The 10 worst cities nationwide for air quality are, in order of severity of the problem: 1) Los Angeles, 2) Bakersfield, 3) Fresno, 4) Visalia, 5) Houston, Texas, 6) Atlanta, Ga., 7) Merced, 8) Knoxville, Tenn., 9) Charlotte, N.C., and 10) Sacramento.
At least one local expert questions the figures.
“I don’t think the study is particularly fair,” says Gail Williams, of the Butte County Air Quality Management District. “Their data may be there, but how they represent it can be misleading. Chico has only had 12 days of non-attainment status [exceeding the air quality standard] in the last three years, and we’re getting the same failing grade as a place like Los Angeles that has about 180 bad days a year.”

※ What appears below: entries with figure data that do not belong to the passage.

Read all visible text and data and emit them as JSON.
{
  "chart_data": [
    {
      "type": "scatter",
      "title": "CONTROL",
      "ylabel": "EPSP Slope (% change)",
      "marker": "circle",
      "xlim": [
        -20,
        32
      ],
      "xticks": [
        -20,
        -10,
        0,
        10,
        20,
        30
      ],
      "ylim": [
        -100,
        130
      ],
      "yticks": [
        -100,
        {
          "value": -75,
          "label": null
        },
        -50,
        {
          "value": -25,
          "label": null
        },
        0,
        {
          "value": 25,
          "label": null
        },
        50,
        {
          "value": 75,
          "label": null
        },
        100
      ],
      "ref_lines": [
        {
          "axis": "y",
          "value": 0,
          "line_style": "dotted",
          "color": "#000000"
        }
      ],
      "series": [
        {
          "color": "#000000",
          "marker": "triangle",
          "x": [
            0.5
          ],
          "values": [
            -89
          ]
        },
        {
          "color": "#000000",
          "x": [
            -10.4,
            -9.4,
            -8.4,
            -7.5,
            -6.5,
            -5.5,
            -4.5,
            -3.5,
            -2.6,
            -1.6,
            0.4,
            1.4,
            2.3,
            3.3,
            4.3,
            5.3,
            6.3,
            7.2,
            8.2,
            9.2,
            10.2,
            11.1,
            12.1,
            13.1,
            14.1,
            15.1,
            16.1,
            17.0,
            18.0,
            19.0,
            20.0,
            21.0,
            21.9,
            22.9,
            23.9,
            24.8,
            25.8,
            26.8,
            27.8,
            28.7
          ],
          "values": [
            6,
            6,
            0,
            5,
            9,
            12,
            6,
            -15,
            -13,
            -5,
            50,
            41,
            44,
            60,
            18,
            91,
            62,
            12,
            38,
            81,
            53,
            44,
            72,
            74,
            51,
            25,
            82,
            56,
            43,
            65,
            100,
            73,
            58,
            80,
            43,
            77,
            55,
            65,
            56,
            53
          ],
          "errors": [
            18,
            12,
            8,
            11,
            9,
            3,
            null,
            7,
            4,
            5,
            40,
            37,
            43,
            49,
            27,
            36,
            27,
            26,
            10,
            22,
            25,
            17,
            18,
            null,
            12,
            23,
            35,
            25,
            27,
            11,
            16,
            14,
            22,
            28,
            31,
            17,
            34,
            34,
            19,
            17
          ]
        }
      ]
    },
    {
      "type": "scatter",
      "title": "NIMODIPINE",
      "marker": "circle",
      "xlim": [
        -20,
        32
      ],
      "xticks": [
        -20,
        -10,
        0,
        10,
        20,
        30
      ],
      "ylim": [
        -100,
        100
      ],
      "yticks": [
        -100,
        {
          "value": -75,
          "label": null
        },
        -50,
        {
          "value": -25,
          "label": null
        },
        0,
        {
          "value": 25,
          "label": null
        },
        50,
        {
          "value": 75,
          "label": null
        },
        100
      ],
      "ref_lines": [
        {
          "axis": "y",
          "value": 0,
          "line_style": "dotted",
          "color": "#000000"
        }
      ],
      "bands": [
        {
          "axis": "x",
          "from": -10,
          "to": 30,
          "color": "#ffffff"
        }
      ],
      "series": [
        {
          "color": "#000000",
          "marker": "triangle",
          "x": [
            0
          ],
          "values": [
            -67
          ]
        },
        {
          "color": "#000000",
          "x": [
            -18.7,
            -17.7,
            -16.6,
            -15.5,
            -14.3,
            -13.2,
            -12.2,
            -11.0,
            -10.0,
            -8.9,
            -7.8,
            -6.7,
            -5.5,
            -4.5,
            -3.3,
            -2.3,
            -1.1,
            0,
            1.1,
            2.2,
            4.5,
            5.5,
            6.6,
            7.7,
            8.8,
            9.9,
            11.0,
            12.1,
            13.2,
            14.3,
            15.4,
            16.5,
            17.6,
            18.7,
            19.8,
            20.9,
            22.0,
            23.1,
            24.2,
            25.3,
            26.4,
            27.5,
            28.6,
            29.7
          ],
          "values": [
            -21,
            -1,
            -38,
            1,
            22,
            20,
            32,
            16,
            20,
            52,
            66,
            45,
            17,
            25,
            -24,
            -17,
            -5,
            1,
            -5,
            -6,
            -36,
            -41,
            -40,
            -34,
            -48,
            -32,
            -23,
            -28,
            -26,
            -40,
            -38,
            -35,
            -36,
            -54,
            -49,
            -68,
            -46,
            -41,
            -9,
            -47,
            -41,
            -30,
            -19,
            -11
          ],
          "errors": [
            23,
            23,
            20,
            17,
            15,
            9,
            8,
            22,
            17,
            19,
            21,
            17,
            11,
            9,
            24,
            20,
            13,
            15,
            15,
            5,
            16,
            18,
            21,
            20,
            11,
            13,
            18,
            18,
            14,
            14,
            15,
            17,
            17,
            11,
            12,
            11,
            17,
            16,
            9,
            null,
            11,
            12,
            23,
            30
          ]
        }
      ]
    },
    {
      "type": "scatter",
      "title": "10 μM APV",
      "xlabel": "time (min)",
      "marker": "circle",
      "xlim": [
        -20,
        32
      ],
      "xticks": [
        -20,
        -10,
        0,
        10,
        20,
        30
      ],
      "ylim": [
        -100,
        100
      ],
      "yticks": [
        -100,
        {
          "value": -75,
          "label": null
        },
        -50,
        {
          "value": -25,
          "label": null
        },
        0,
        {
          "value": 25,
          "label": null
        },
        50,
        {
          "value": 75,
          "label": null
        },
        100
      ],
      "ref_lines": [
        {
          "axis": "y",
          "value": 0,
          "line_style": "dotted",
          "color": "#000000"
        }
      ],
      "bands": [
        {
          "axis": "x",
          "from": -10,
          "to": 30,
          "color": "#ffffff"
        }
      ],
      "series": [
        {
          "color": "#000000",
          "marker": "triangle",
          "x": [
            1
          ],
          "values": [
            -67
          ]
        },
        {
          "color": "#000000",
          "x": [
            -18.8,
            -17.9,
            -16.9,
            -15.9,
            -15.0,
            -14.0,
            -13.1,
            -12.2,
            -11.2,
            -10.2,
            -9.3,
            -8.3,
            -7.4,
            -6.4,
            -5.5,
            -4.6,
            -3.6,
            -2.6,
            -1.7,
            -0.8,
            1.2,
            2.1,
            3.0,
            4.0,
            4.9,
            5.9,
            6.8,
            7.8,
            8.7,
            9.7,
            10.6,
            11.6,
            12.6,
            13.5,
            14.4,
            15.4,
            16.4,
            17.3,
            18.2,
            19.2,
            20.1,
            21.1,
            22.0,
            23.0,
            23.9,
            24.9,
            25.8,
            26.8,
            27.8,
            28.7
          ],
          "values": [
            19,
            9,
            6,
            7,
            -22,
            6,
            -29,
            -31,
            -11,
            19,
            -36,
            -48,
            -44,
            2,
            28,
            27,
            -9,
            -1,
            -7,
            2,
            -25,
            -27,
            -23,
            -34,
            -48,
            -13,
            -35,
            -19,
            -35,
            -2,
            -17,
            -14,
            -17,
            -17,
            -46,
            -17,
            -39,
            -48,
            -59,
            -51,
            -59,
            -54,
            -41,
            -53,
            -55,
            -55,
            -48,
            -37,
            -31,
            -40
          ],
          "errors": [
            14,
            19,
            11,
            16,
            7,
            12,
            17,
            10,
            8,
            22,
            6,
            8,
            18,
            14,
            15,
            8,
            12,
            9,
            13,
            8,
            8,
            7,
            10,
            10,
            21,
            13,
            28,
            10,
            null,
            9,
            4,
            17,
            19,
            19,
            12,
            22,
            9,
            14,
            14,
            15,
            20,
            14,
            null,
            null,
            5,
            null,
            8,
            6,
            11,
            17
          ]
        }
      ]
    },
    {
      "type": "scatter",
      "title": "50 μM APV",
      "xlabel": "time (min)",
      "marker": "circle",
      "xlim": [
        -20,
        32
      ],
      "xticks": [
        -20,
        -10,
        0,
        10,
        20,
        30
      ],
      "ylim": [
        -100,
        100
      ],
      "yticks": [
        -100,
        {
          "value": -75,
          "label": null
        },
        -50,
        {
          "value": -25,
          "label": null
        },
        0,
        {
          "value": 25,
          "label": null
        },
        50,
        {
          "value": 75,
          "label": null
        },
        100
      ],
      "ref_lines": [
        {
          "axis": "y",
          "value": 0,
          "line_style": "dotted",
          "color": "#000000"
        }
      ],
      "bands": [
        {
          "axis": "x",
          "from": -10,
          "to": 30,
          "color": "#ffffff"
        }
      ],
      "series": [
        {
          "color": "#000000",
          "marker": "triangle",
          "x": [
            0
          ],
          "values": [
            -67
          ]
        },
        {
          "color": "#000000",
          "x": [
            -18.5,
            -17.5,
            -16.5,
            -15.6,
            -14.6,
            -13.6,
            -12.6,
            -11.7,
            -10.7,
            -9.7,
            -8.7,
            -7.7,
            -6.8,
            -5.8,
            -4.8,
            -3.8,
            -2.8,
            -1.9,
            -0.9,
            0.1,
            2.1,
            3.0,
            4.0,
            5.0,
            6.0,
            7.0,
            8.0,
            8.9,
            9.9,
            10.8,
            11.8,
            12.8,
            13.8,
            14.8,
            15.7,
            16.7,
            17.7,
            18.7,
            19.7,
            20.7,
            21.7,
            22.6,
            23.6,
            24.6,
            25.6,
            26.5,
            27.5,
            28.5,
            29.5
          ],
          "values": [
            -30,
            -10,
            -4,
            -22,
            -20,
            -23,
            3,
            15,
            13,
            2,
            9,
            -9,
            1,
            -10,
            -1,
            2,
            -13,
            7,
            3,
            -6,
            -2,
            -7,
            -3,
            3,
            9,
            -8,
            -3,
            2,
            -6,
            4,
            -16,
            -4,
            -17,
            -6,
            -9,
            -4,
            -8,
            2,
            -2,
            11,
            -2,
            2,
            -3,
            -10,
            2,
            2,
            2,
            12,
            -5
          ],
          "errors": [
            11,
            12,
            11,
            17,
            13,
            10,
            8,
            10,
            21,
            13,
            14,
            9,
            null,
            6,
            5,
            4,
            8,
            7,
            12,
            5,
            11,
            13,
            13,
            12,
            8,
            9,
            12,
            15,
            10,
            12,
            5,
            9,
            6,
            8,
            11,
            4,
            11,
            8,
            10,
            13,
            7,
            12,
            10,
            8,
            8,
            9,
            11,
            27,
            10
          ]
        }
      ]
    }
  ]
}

Williams explains that the stringent grading was based on very small numbers of bad ozone days—one a year for the last three years automatically meant a “C” grade—which is why more than half the counties in California received failing grades. The areas with the least population had the better grades.
“Plus they don’t say how many of these areas were affected by transport pollution, like us,” she adds. “Studies like these may just confuse the public.”
Williams says that the pollutant that should really concern the public is the finest particulate matter—PM 2.5, or 2.5 microns in size (a human hair is 70 microns wide). This substance, which gets in the lungs and stays there, potentially causing problems, comes from incomplete combustion from things like old wood heaters, of which there are many in the area.
Williams says her studies find higher levels of ozone in Paradise, where more transported air from Sacramento winds up with no place to go, while Chico has a higher particulate matter problem and may soon become designated a non-attainment area.
"We’re looking at incentives for cleaning out old wood stoves," she says. "Right now we haven’t identified any funds yet, but the district is looking at the problem."